There isn’t a name for us (yet) but we’re out there.

I discovered my inner gay man four years ago when I began writing literary fiction. It wasn’t a “choice” to write about certain “subject matter”: he was just there. And I liked him, sometimes more than the woman named “Jendi Reiter”, that persona assigned to me by biology, life circumstances, and the strange sense of humor of the Lord.

However…not only am I not “Julian”, I am not even a real gay man writing about “Julian”. I don’t want him to sound like a chick with a dick. (No offense to my intersex friends.) And I worry that when he tells me what’s in his heart–when he admits to caring about something other than casual sex and sarcastic put-downs–our readers will say to both of us, “You throw like a girl.”

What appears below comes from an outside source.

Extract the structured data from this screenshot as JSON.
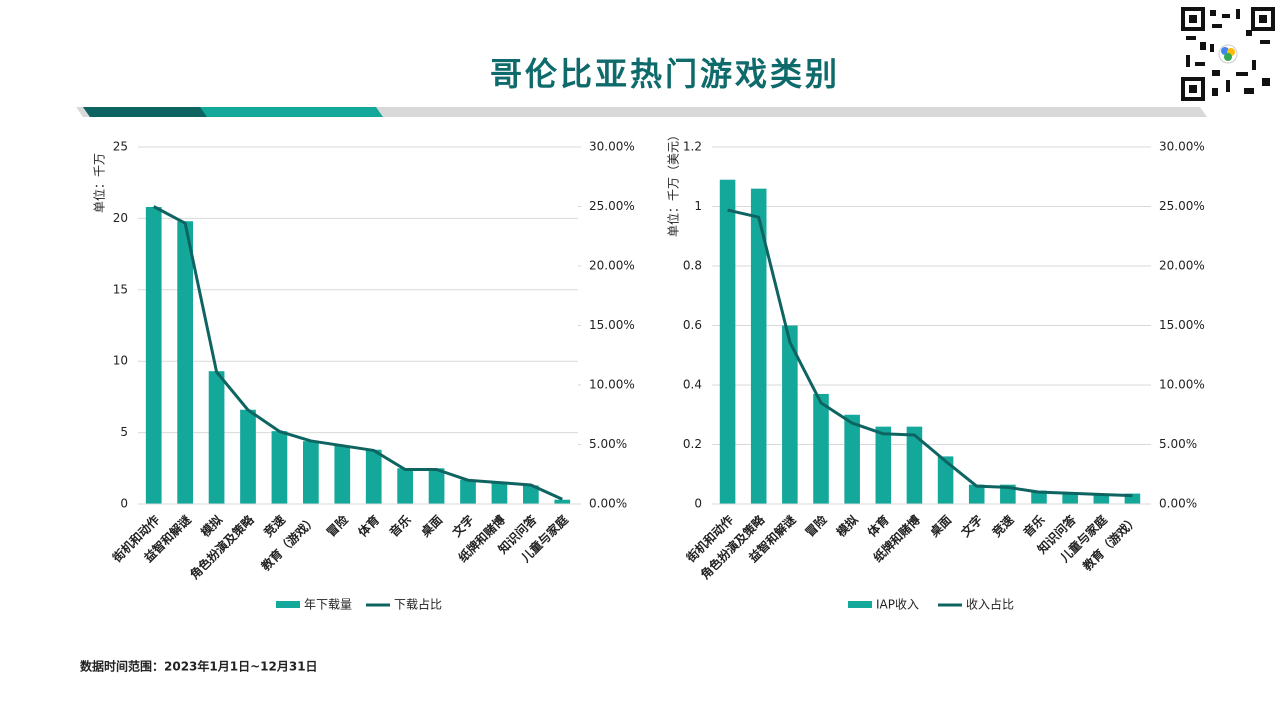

Until recently, I didn’t know there were others of my obscure species, apart from the slash fanfiction subculture (you know, Kirk ‘n Spock in luv). But apparently, according to this Dick Smart column on the Lambda Literary book blog, we straight female writers of gay male romance/erotica even have our own publishing niche, “M/M”, with specialty presses and everything.

On one level, this is encouraging. I’m relieved that I haven’t been afflicted with a unique (and unmarketable) kink.

At the same time, I feel a little sad that traditional male-female divisions persist even in queer culture. Some editors quoted in Smart’s article suggest that the difference between gay male fiction and female-written M/M is that the latter is more romantic and sentimental. Men who want lasting love, who talk openly about their emotions with and for other men–are these still mainly a female fantasy, scorned by other men regardless of sexual orientation?

It wouldn’t surprise me if, in a sexist and homophobic society, gay men police each other for not acting macho enough. I would be more depressed if I had to accept that the difference is innate–that even among gay men, there will always be someone of lower status, namely me, who gets the low-prestige job of doing the emotional work for both genders and is excluded from the boys’ treehouse by virtue of that “weakness”.

There are many reasons why I write M/M. I’ve posted about the more high-minded motives on this blog: I’m proud of my queer family, I believe in radical equality, blah blah. Yeah, and I also think naked men are hot, and the more the merrier.

But, to get back to the high-minded stuff for a second, I have an agenda for everything I write. Spiritual, political, ethical–it’s all of those. I believe (or at least hope) that people are more alike than they are different. We all need an intimate connection to God and to one another. We all need dignity and a safe place to be honest about who we are. I believe that gender roles that restrict our emotional range (men get lust and anger, women get empathy) are oppressive illusions. I want to dispel these illusions by writing in the voices of characters outside my demographic, and reaching readers outside that demographic, too.

17 comments on “Straight Women, Gay Romance: Bridging the Gender Gap?

  1. Hugo says:

    Great post, Jendi. I didn’t know how many women there were who wrote this material either, though certainly I have a strong group of straight women in my GLBTQ history classes who have a deep identification (too complex to caricature) with gay men.

    Injecting emotion isn’t inappropriate; it’s real and authentic. And sometimes, we need an outsider’s perspective to help us understand the best and fullest aspects of ourselves. Would love to read more!

  2. Steve says:

    When I compare family and friend’s stories over generations, I detect a gradual broadening of emotional spectrum expected or “allowed” for each gender. Now, in recent years, we are even getting gradual acceptance of additional nuances and combinations of gender itself. I find all of this hopeful, and a trend that is likely to continue (it certainly has a distance to go, and knowledge will continue that journey).

    I believe art, like yours, is part of what pushes awareness, and gives examples and “permission” to be different than previous generations, or previous role models. And I think art, being created by people who reach across one or more of the apparent gaps in our gender and emotional positions, can have a unique impact in this effort.

    I’m glad you are writing what you are writing. I hope you never let anything or anyone prevent you from finishing.